Fitted Kernel(Optimized)

1.36**2 * RBF(length_scale=0.921) + WhiteKernel(noise_level=0.239)

log marginal likelihood: -8.47357

Matern' Kernel



In [6]:

    
# Specify the Observations
X_obs = np.array(np.array([-4,-3,-2,-1,1]), ndmin=2).T
f_obs = np.array([-2,0,1,2,-1], dtype='float64')

kernel = 1 * M(1, (1e-2, 1e2), nu = 5/2) + WK(1)
gp = GPR(kernel=kernel, alpha = 0, n_restarts_optimizer = 10)
gp.fit(X_obs, f_obs)
summary(gp)

# Make predictions on test points
X_test = np.array(np.linspace(-5, 5, 1000), ndmin = 2).T
f_mean, f_var = gp.predict(X_test, return_std=True)

# Plot
fig_noisy = plt.figure(figsize = (20,12))
plt.rcParams.update({'font.size': 20})

plt.plot(X_obs, f_obs, 'ro', label='observations')

# Draw a mean function and 95% confidence interval
plt.plot(X_test, f_mean, 'b-', label='mean function')
upper_bound = f_mean + 1.96 * f_var
lower_bound = f_mean - 1.96 * f_var
plt.fill_between(X_test.ravel(), lower_bound, upper_bound, color = 'b', alpha = 0.1,
                 label='95% confidence interval')
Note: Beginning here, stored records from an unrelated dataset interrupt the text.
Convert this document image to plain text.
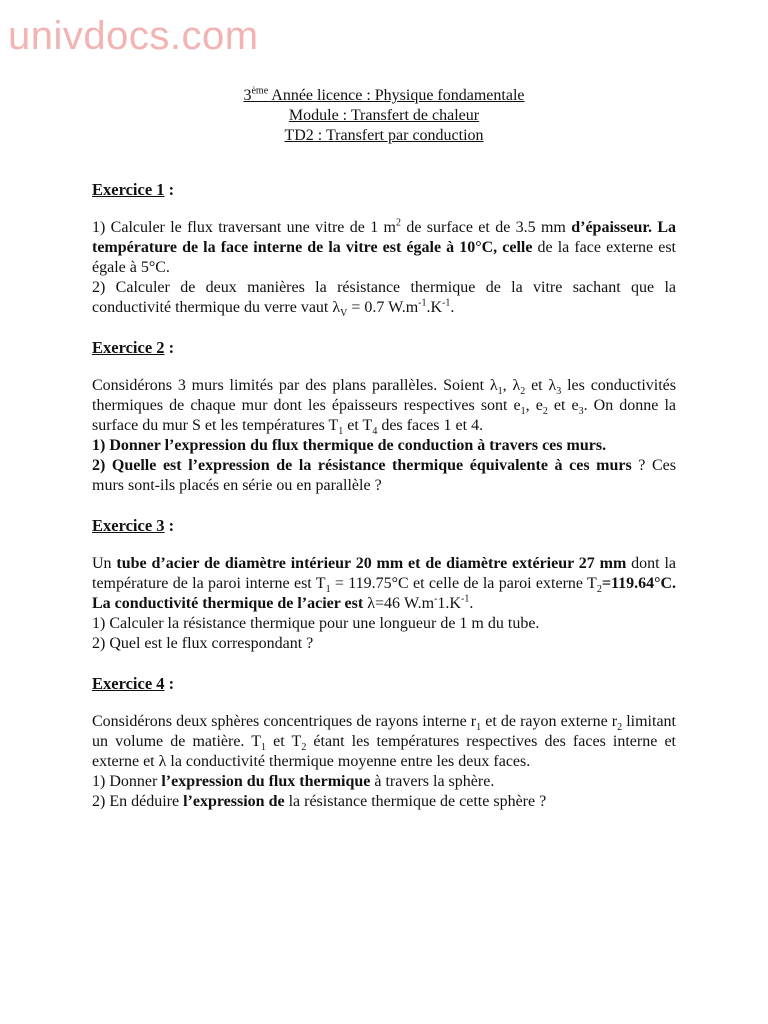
univdocs.com
3ème Année licence : Physique fondamentale
Module : Transfert de chaleur
TD2 : Transfert par conduction

Exercice 1 :

1) Calculer le flux traversant une vitre de 1 $m^2$ de surface et de 3.5 mm d’épaisseur. La température de la face interne de la vitre est égale à 10°C, celle de la face externe est égale à 5°C.

2) Calculer de deux manières la résistance thermique de la vitre sachant que la conductivité thermique du verre vaut $\lambda_V = 0.7$ $W.m^{-1}.K^{-1}$.

Exercice 2 :

Considérons 3 murs limités par des plans parallèles. Soient $\lambda_1$, $\lambda_2$ et $\lambda_3$ les conductivités thermiques de chaque mur dont les épaisseurs respectives sont $e_1$, $e_2$ et $e_3$. On donne la surface du mur S et les températures $T_1$ et $T_4$ des faces 1 et 4.

1) Donner l’expression du flux thermique de conduction à travers ces murs.

2) Quelle est l’expression de la résistance thermique équivalente à ces murs ? Ces murs sont-ils placés en série ou en parallèle ?

Exercice 3 :

Un tube d’acier de diamètre intérieur 20 mm et de diamètre extérieur 27 mm dont la température de la paroi interne est $T_1 = 119.75^\circ C$ et celle de la paroi externe $T_2=119.64^\circ C$. La conductivité thermique de l’acier est λ=46 $W.m^-1.K^{-1}$.

1) Calculer la résistance thermique pour une longueur de 1 m du tube.

2) Quel est le flux correspondant ?

Exercice 4 :

Considérons deux sphères concentriques de rayons interne $r_1$ et de rayon externe $r_2$ limitant un volume de matière. $T_1$ et $T_2$ étant les températures respectives des faces interne et externe et λ la conductivité thermique moyenne entre les deux faces.

1) Donner l’expression du flux thermique à travers la sphère.

2) En déduire l’expression de la résistance thermique de cette sphère ?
# Draw samples from the posterior and plot
X_samples = np.array(np.linspace(-5, 5, 30), ndmin = 2).T
seed = np.random.randint(10) # random seed
plt.plot(X_samples, gp.sample_y(X_samples, n_samples = 5, random_state = seed), ':')

# Aesthetics
plt.xlabel('$x$')
plt.ylabel('$f(x)$')
plt.xlim(-5, 5)
plt.ylim(-3, 3)
plt.legend(loc='upper left')
plt.title('A GP posterior with Noisy observations')
plt.show()









    



Fitted Kernel(Optimized)

1.45**2 * Matern(length_scale=0.934, nu=2.5) + WhiteKernel(noise_level=1e-05)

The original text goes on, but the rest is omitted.